L'accoglienza indiscriminata e slegata da una politica di contenimento dei flussi migratori può destabilizzare l'Italia
Data: Mercoledì, 31 gennaio 2007 ore 13:07:02 CET
Argomento: Rassegna stampa


dal sito " Il Giornale "
di Gianni Baget Bozzo - mercoledì 31 gennaio 2007, 07:00

Alla base della svolta impressa alla società italiana dai ministri Amato e Ferrero vi è il rapporto della commissione presieduta da Staffan De Mistura, rappresentante delle Nazioni Unite in Italia, di chiudere i centri di identificazione e di disporre il progressivo svuotamento dei Cpt. Essi vengono descritti dalla commissione in termini critici come se fossero dei campi di concentramento, mentre semmai risulta che vi sono molti modi per poterne fuggire, come quello adottato a Torino di lanciarvi contenitori di droghe. Nel qualcaso la legge chiede che il soggetto sia sottoposto al trattamento curativo e quindi deve lasciare il Cpt.

In una bozza di documento redatta dagli Interni e dalla Solidarietà sociale viene fissata quella che viene chiamata la carta dei diritti degli immigranti che consiste nell’offrire all'extracomunitario un diritto di ingresso nel nostro Paese. Rimangono le quote di ingresso, esse sono triennali e possono essere modificate se le richieste sono in aumento. In pratica vengono abolite le quote. E con l'abolizione dei Cpt cade anche il rinvio degli immigrati nei Paesi d'origine. La politica dell'accoglienza della porta aperta diviene un caso unico nella politica

europea, dove ogni Paese sente il problema dell'immigrazione in modo crescente. E il Paese, che come l'Italia, (e ancora di più) è soggetto all’immigrazione subsahariana, la Spagna, ha stabilito la chiusura delle sue frontiere e il rimpatrio immediato degli immigrati dal Senegal e dalla Mauritania nel loro Paese, avendo raggiunto un accordo in tal senso con i governi di provenienza degli immigrati.

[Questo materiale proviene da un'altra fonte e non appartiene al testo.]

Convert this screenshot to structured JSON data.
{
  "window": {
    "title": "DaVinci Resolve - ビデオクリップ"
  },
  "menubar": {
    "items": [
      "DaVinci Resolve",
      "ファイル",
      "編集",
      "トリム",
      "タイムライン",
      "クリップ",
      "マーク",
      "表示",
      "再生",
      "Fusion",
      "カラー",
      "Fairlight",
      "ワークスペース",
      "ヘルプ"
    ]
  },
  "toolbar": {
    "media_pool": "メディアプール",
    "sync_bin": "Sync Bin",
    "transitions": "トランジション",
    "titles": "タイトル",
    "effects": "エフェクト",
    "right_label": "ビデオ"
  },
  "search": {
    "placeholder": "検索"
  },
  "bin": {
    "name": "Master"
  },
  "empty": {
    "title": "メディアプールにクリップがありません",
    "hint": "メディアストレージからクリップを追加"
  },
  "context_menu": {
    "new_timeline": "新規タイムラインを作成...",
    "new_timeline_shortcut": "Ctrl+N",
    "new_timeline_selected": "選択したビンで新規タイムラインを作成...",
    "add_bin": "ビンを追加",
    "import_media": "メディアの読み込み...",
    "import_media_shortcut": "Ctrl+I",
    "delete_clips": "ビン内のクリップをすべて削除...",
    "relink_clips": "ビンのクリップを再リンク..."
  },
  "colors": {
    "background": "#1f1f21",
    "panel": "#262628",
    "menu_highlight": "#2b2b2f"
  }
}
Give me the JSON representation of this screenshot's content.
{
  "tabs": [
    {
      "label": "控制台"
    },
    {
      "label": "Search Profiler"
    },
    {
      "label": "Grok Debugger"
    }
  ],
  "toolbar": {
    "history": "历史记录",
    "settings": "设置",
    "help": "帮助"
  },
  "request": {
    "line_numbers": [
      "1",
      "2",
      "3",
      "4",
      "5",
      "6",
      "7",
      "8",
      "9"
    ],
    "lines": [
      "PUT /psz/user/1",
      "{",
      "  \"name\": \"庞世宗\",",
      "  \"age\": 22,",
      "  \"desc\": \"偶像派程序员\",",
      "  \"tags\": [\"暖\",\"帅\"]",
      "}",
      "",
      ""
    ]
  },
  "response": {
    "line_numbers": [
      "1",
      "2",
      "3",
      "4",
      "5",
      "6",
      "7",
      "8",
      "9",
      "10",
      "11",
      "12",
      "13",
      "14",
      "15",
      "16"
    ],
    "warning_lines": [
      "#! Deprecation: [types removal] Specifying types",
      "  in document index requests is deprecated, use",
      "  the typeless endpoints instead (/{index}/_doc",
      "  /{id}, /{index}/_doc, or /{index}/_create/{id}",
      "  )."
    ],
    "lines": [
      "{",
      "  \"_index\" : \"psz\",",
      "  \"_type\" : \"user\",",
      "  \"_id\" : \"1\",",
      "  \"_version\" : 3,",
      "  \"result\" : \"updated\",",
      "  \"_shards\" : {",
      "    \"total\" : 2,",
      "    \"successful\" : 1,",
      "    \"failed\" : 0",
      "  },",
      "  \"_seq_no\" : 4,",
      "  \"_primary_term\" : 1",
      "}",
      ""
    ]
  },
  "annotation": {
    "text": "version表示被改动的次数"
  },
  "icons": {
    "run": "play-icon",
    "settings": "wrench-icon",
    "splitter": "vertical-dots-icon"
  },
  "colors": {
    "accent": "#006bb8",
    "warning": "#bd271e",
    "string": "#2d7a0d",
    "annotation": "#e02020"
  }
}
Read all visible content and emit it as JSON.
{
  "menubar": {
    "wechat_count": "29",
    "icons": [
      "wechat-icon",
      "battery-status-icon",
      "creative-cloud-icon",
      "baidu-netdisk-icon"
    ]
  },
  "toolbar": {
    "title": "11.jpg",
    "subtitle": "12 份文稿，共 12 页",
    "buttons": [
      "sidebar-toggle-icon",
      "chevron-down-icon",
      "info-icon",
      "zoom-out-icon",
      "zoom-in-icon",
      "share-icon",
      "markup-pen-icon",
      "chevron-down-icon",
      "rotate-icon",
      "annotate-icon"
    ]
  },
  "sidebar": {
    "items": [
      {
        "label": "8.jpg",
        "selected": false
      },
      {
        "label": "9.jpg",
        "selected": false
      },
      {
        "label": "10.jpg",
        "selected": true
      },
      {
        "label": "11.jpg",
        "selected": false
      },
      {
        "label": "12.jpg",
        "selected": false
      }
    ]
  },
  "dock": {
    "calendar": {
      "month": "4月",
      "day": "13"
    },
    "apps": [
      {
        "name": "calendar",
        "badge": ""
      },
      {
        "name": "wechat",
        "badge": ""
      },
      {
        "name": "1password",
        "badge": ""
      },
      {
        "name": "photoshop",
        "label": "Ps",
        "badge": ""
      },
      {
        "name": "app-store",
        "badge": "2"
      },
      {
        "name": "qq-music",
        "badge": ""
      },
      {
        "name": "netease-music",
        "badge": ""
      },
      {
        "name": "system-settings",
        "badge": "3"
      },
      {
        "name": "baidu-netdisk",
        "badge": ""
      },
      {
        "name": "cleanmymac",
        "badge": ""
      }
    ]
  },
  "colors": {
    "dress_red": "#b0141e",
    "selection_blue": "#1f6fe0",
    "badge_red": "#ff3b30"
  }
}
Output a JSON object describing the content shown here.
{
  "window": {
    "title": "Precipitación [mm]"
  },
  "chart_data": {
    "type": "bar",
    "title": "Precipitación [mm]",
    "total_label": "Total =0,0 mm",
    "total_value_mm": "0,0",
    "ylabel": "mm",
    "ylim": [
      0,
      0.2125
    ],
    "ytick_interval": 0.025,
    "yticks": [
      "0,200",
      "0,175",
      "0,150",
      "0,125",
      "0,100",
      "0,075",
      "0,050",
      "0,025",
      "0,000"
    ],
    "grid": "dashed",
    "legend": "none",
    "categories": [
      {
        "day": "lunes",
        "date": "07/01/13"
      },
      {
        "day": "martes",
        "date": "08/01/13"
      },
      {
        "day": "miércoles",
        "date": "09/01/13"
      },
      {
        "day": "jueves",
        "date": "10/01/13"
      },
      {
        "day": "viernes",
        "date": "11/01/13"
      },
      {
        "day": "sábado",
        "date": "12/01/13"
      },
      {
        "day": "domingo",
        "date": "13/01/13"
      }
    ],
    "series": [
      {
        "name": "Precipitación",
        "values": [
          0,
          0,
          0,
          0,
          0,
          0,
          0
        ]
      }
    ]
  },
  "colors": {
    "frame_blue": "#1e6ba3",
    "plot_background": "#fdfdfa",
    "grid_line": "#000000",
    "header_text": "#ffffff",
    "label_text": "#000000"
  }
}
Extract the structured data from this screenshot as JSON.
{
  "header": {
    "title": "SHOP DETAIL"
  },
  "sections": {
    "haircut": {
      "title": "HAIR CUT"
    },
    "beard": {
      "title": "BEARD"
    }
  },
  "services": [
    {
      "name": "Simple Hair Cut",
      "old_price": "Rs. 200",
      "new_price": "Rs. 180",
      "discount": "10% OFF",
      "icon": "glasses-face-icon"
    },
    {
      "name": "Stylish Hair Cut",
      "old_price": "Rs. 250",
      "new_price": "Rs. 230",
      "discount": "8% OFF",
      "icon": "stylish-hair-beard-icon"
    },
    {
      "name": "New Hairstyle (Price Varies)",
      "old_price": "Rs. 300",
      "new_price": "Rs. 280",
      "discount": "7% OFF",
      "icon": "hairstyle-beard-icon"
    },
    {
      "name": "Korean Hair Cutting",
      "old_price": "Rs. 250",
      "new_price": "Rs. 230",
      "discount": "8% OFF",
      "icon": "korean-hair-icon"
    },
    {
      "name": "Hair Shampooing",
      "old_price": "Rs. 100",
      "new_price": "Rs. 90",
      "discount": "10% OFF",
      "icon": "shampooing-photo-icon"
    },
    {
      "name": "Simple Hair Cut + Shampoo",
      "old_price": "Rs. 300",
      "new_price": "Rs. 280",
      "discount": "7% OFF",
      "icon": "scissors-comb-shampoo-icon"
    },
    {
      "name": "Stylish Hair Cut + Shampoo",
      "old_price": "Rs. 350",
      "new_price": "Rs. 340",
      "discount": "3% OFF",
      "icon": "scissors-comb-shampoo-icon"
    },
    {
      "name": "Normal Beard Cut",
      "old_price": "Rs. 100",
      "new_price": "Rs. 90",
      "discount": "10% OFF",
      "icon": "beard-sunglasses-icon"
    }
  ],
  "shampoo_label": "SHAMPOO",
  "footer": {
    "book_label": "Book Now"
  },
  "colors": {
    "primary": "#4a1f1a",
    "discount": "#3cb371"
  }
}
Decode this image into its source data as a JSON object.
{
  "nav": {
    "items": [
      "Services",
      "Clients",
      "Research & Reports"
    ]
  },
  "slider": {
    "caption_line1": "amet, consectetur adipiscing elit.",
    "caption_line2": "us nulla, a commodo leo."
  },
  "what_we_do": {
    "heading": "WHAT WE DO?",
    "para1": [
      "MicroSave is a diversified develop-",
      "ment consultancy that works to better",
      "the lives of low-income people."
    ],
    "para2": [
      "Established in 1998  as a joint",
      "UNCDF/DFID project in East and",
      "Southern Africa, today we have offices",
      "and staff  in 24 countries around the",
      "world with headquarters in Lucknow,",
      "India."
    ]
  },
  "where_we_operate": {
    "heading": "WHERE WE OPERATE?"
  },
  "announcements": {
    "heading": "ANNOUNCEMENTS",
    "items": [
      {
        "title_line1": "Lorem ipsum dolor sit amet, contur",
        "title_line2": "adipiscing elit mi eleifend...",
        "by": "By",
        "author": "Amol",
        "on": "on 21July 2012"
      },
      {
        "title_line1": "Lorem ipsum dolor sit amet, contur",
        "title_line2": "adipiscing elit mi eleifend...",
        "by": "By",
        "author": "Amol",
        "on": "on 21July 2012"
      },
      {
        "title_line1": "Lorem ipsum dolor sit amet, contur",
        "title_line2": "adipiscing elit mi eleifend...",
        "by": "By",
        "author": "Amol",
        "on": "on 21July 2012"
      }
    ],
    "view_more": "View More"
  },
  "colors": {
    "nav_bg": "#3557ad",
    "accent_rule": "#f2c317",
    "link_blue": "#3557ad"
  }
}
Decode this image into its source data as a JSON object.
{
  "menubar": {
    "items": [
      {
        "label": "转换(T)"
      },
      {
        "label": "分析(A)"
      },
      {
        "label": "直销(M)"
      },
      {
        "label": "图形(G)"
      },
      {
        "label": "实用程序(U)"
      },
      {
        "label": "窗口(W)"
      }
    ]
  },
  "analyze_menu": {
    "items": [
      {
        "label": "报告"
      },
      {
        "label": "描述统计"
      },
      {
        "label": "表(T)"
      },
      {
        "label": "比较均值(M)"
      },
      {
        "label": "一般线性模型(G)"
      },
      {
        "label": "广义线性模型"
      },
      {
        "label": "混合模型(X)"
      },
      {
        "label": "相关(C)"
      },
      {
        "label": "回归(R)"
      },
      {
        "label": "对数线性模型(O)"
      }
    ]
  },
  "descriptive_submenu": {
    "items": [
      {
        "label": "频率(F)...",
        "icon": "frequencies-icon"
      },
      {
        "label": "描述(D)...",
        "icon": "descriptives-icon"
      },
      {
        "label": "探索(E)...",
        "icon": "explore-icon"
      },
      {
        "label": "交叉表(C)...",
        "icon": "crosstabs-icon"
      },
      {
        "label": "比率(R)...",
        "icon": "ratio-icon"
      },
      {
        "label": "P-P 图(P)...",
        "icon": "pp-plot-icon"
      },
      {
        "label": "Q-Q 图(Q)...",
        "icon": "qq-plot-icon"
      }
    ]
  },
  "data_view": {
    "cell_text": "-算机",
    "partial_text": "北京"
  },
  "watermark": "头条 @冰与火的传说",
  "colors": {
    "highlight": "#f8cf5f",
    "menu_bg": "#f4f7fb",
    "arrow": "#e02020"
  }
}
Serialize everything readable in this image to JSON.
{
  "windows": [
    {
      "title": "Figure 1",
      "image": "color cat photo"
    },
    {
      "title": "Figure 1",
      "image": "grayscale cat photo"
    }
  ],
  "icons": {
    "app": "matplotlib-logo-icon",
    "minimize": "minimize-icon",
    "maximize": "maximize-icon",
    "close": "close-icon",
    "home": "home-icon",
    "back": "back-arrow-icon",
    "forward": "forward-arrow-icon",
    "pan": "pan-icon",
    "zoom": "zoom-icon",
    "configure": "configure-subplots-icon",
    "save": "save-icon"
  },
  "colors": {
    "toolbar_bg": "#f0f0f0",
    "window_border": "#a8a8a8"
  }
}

Verrà inoltre proposta la riduzione a cinque anni del tempo richiesto per la concessione della cittadinanza italiana.

È caduto nella concezione della sinistra ogni sentimento della compatibilità delle diverse culture che l’immigrazione porta nel nostro Paese con la cultura della nostra gente. Il rito di cittadinanza, come la facoltà di residenza, vengono separati dall’identità di un popolo che si vede imporre la convivenza con l’immigrato come un dovere politico. Ciò lascia il cittadino italiano per cultura e storia in condizioni di difficoltà, perché gli sembra che la sua storia non conti nulla e che egli debba, per imposizione politica, sentirsi meno tutelato dell’immigrato che la politica protegge.

Basta immaginare quale eco avrà nel mondo subsahariano e mediorientale e in genere in tutti i Paesi di immigrazione, l’idea che l’Italia sia il ventre molle dell’Europa e che la via all’Italia e all’Europa passi per le nostre frontiere.

Rifondazione Comunista ha voluto il ministero più delicato del governo, quello che presiede alla composizione della popolazione. Ed essa vi applica il suo concetto fondamentale: i bisogni sono diritti. Ed è un ministro dalle molte stagioni e dai molti ministeri come Giuliano Amato che offre lo spazio a questo processo di snazionalizzazione della cittadinanza, dimenticando che il peso dell’immigrazione cade sulla gente comune, sul popolo anche di sinistra che sperimenta la difficoltà della convivenza.

Paolo Ferrero ha dichiarato, nei primi giorni del ministero, che la politica dell’immigrazione avrebbe dato alla sinistra quel supporto di voti che le manca. Ma quel che più conta è che la concezione antagonista si manifesta qui nel suo livello teorico più alto, l’antagonismo alla tradizione culturale del Paese.
Amato ha scritto di temere una rivolta populista: sarebbe peggio se il sentimento di identità nazionale svanisse nello sconforto della multiculturalità.